JPMorgan Sees Le Pen's New Franc Falling by Up to 20 PercentBy and
Demand for more risk premium may drive proposed currency down
France’s economic fundamentals seen limiting new franc losses
Marine Le Pen’s proposed replacement for the euro would quickly depreciate by between 10 percent to 20 percent in trade-weighted terms should it become a reality, according to JPMorgan Chase & Co.
The new French franc envisaged by the anti-euro presidential candidate would slump to reflect the higher risk premium that foreign holders of France’s bonds and stocks would demand if the nation exits the currency union, according to John Normand, London-based head of foreign-exchange, commodities and international rates research at the bank. That would be a similar move to the decline seen in the pound since the Brexit vote.
Currency reform has become a central feature of Le Pen’s campaign, even as her vision for the new tender has appeared to shift and France’s political system makes such a change difficult. The National Front candidate, who polls say will fall short of winning the Presidency, said Wednesday that she’d introduce a new franc at a rate of one-to-one to the euro and then allow it to fluctuate.
The preference of Le Pen’s National Front party for loose monetary and fiscal policies amid rising inflationary expectations also could weaken a new franc, according to JPMorgan. Still, losses would be limited as France’s economic fundamentals resemble those of core euro-area nations, the bank said, meaning the projected decline would be small relative to the average 50 percent depreciation that has resulted from various countries’ balance of payments crises and other regime changes over the past 25 years.

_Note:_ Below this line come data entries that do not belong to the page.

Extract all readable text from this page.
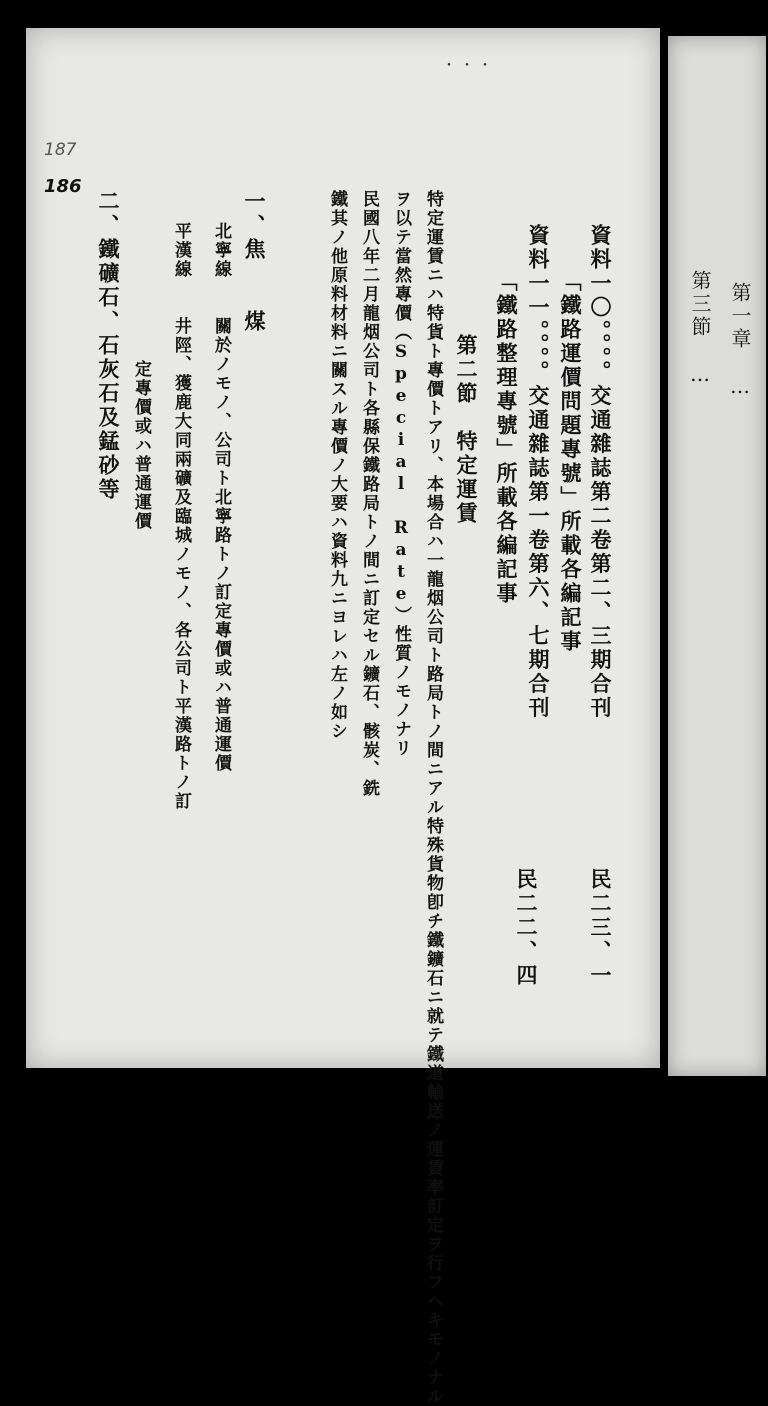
・・・
187
186
第一章　…
第三節　…
資料一〇。。。。交通雜誌第二卷第二、三期合刊
民二三、一
「鐵路運價問題專號」所載各編記事
資料一一。。。。交通雜誌第一卷第六、七期合刊
民二二、四
「鐵路整理專號」所載各編記事
第二節　特定運賃
特定運賃ニハ特貨ト專價トアリ、本場合ハ一龍烟公司ト路局トノ間ニアル特殊貨物卽チ鐵鑛石ニ就テ鐵道輸送ノ運賃率訂定ヲ行フヘキモノナル
ヲ以テ當然專價（Special Rate）性質ノモノナリ
民國八年二月龍烟公司ト各縣保鐵路局トノ間ニ訂定セル鑛石、骸炭、銑
鐵其ノ他原料材料ニ關スル專價ノ大要ハ資料九ニヨレハ左ノ如シ
一、焦　　煤
北寧線　　關於ノモノ、公司ト北寧路トノ訂定專價或ハ普通運價
平漢線　　井陘、獲鹿大同兩礦及臨城ノモノ、各公司ト平漢路トノ訂
定專價或ハ普通運價
二、鐵礦石、石灰石及錳砂等
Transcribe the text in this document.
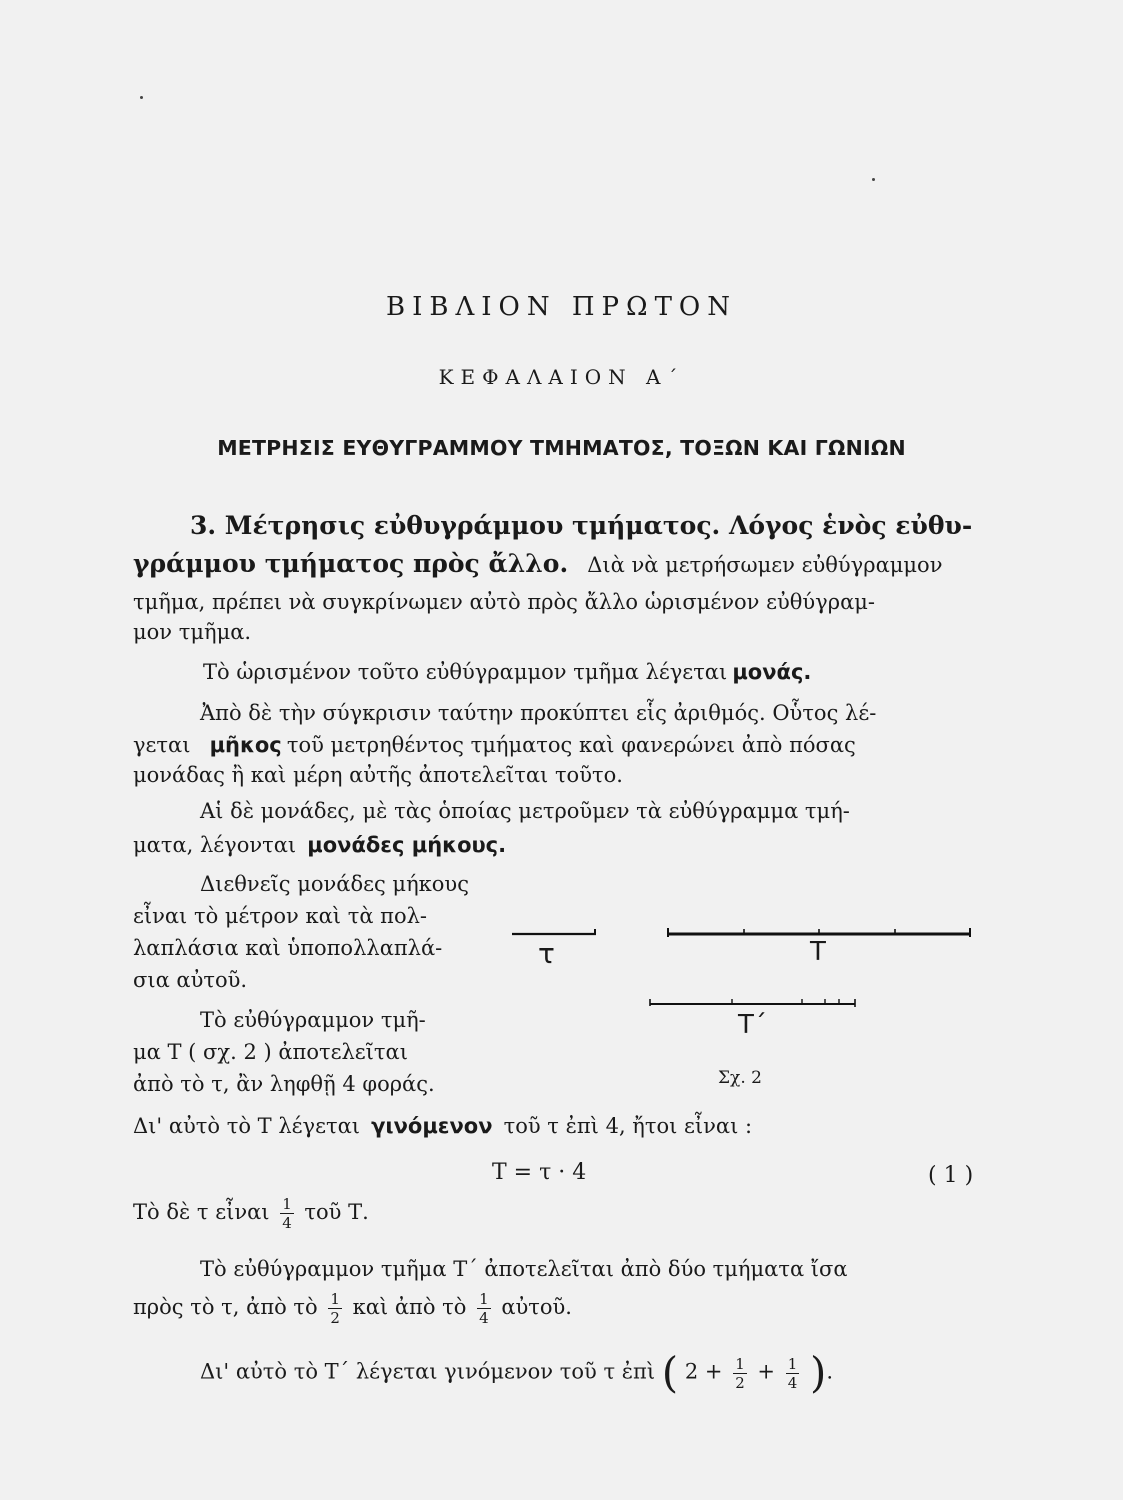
ΒΙΒΛΙΟΝ ΠΡΩΤΟΝ
ΚΕΦΑΛΑΙΟΝ Α΄
ΜΕΤΡΗΣΙΣ ΕΥΘΥΓΡΑΜΜΟΥ ΤΜΗΜΑΤΟΣ, ΤΟΞΩΝ ΚΑΙ ΓΩΝΙΩΝ
3. Μέτρησις εὐθυγράμμου τμήματος. Λόγος ἑνὸς εὐθυ-
γράμμου τμήματος πρὸς ἄλλο. Διὰ νὰ μετρήσωμεν εὐθύγραμμον
τμῆμα, πρέπει νὰ συγκρίνωμεν αὐτὸ πρὸς ἄλλο ὡρισμένον εὐθύγραμ-
μον τμῆμα.
Τὸ ὡρισμένον τοῦτο εὐθύγραμμον τμῆμα λέγεται μονάς.
Ἀπὸ δὲ τὴν σύγκρισιν ταύτην προκύπτει εἷς ἀριθμός. Οὗτος λέ-
γεται μῆκος τοῦ μετρηθέντος τμήματος καὶ φανερώνει ἀπὸ πόσας
μονάδας ἢ καὶ μέρη αὐτῆς ἀποτελεῖται τοῦτο.
Αἱ δὲ μονάδες, μὲ τὰς ὁποίας μετροῦμεν τὰ εὐθύγραμμα τμή-
ματα, λέγονται μονάδες μήκους.
Διεθνεῖς μονάδες μήκους
εἶναι τὸ μέτρον καὶ τὰ πολ-
λαπλάσια καὶ ὑποπολλαπλά-
σια αὐτοῦ.
Τὸ εὐθύγραμμον τμῆ-
μα Τ ( σχ. 2 ) ἀποτελεῖται
ἀπὸ τὸ τ, ἂν ληφθῇ 4 φοράς.
τ	Τ
Τ΄
Σχ. 2
Δι' αὐτὸ τὸ Τ λέγεται γινόμενον τοῦ τ ἐπὶ 4, ἤτοι εἶναι :
Τ = τ · 4	( 1 )
Τὸ δὲ τ εἶναι $\frac{1}{4}$ τοῦ Τ.
Τὸ εὐθύγραμμον τμῆμα Τ΄ ἀποτελεῖται ἀπὸ δύο τμήματα ἴσα
πρὸς τὸ τ, ἀπὸ τὸ $\frac{1}{2}$ καὶ ἀπὸ τὸ $\frac{1}{4}$ αὐτοῦ.
Δι' αὐτὸ τὸ Τ΄ λέγεται γινόμενον τοῦ τ ἐπὶ ( $2 + \frac{1}{2} + \frac{1}{4}$ ).
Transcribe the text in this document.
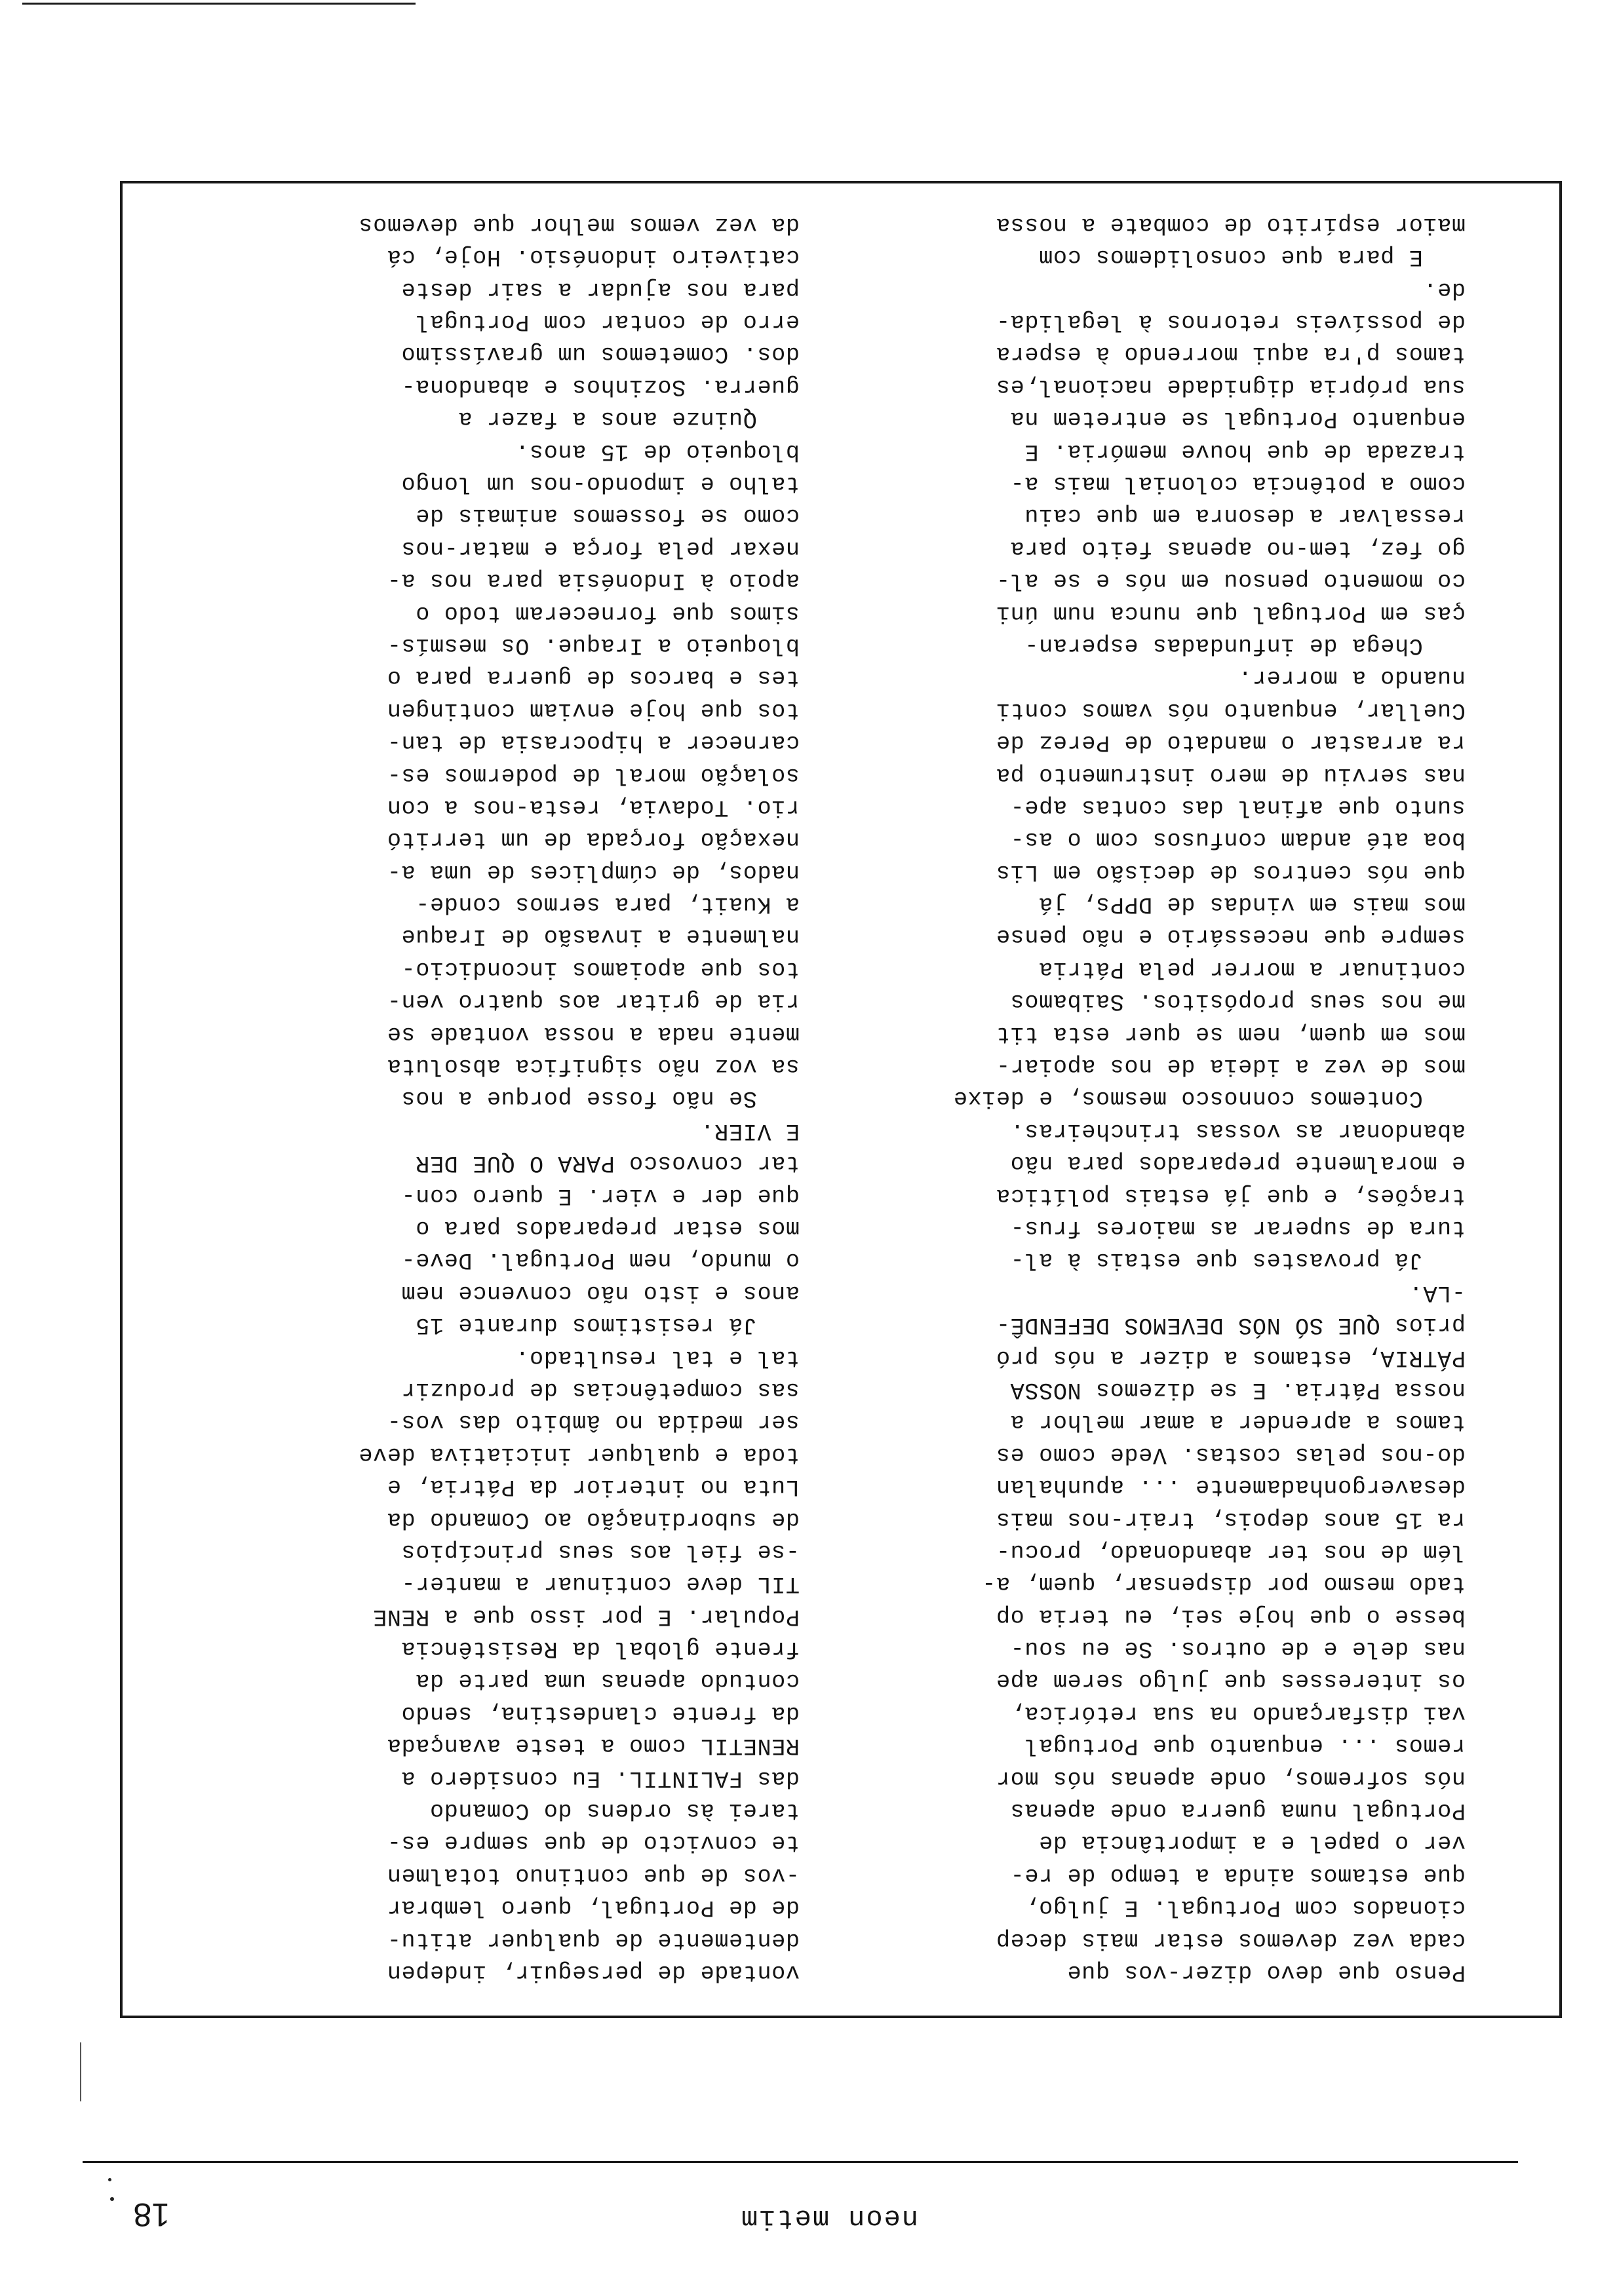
Penso que devo dizer-vos que
cada vez devemos estar mais decep
cionados com Portugal. E julgo,
que estamos ainda a tempo de re-
ver o papel e a importância de
Portugal numa guerra onde apenas
nós sofremos, onde apenas nós mor
remos ... enquanto que Portugal
vai disfarçando na sua retórica,
os interesses que julgo serem ape
nas dele e de outros. Se eu sou-
besse o que hoje sei, eu teria op
tado mesmo por dispensar, quem, a-
lém de nos ter abandonado, procu-
ra 15 anos depois, trair-nos mais
desavergonhadamente ... apunhalan
do-nos pelas costas. Vede como es
tamos a aprender a amar melhor a
nossa Pátria. E se dizemos NOSSA
PÁTRIA, estamos a dizer a nós pró
prios QUE SÓ NÓS DEVEMOS DEFENDÊ-
-LA.
Já provastes que estais à al-
tura de superar as maiores frus-
trações, e que já estais política
e moralmente preparados para não
abandonar as vossas trincheiras.
Contemos connosco mesmos, e deixe
mos de vez a ideia de nos apoiar-
mos em quem, nem se quer esta tit
me nos seus propósitos. Saibamos
continuar a morrer pela Pátria
sempre que necessário e não pense
mos mais em vindas de DPPs, já
que nós centros de decisão em Lis
boa até andam confusos com o as-
sunto que afinal das contas ape-
nas serviu de mero instrumento pa
ra arrastar o mandato de Perez de
Cuellar, enquanto nós vamos conti
nuando a morrer.
Chega de infundadas esperan-
ças em Portugal que nunca num úni
co momento pensou em nós e se al-
go fez, tem-no apenas feito para
ressalvar a desonra em que caiu
como a potência colonial mais a-
trazada de que houve memória. E
enquanto Portugal se entretem na
sua própria dignidade nacional,es
tamos p'ra aqui morrendo à espera
de possíveis retornos à legalida-
de.
E para que consolidemos com
maior espírito de combate a nossa
vontade de perseguir, indepen
dentemente de qualquer atitu-
de de Portugal, quero lembrar
-vos de que continuo totalmen
te convicto de que sempre es-
tarei às ordens do Comando
das FALINTIL. Eu considero a
RENETIL como a teste avançada
da frente clandestina, sendo
contudo apenas uma parte da
frente global da Resistência
Popular. E por isso que a RENE
TIL deve continuar a manter-
-se fiel aos seus princípios
de subordinação ao Comando da
Luta no interior da Pátria, e
toda e qualquer iniciativa deve
ser medida no âmbito das vos-
sas competências de produzir
tal e tal resultado.
Já resistimos durante 15
anos e isto não convence nem
o mundo, nem Portugal. Deve-
mos estar preparados para o
que der e vier. E quero con-
tar convosco PARA O QUE DER
E VIER.
Se não fosse porque a nos
sa voz não significa absoluta
mente nada a nossa vontade se
ria de gritar aos quatro ven-
tos que apoiamos incondicio-
nalmente a invasão de Iraque
a Kuait, para sermos conde-
nados, de cúmplices de uma a-
nexação forçada de um territó
rio. Todavia, resta-nos a con
solação moral de podermos es-
carnecer a hipocrasia de tan-
tos que hoje enviam contingen
tes e barcos de guerra para o
bloqueio a Iraque. Os mesmís-
simos que forneceram todo o
apoio à Indonésia para nos a-
nexar pela força e matar-nos
como se fossemos animais de
talho e impondo-nos um longo
bloqueio de 15 anos.
Quinze anos a fazer a
guerra. Sozinhos e abandona-
dos. Cometemos um gravíssimo
erro de contar com Portugal
para nos ajudar a sair deste
cativeiro indonésio. Hoje, cá
da vez vemos melhor que devemos
neon metim
18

“The magnitude of a currency undershoot would depend on how fiscal-monetary policies interact with possible capital controls during the exit process,” Normand wrote in a note to clients. “The successor regime won’t resemble the explicit strong-franc policy of the late 1980s and early 1990s. A weak franc characterized by 10 percent to 20 percent trade-weighted depreciation seems reasonable.”
The euro would fall by about 10 percent versus the dollar over a few weeks on a Le Pen victory, JPMorgan said in a note in February. The bank didn’t provide any estimate on potential euro declines in case France chose to exit the currency union.
France is the only core euro-area nation classified as net international debtor and non-residents have a sizable exposure to the country, owning at least 1 trillion euros ($1.05 trillion) of government bonds, 800 billion euros of equities and with 600 billion euros of corporate direct investment, JPMorgan says. This would make a new currency vulnerable to declines, the bank adds.
Even if Le Pen wins the election, introducing a new currency would require holding - and winning - a referendum over the euro. Also, she needs to manage a majority in parliament in June to be able pursue her plans, a major hurdle for her party which has never had more than two lawmakers in the National Assembly with the current voting system.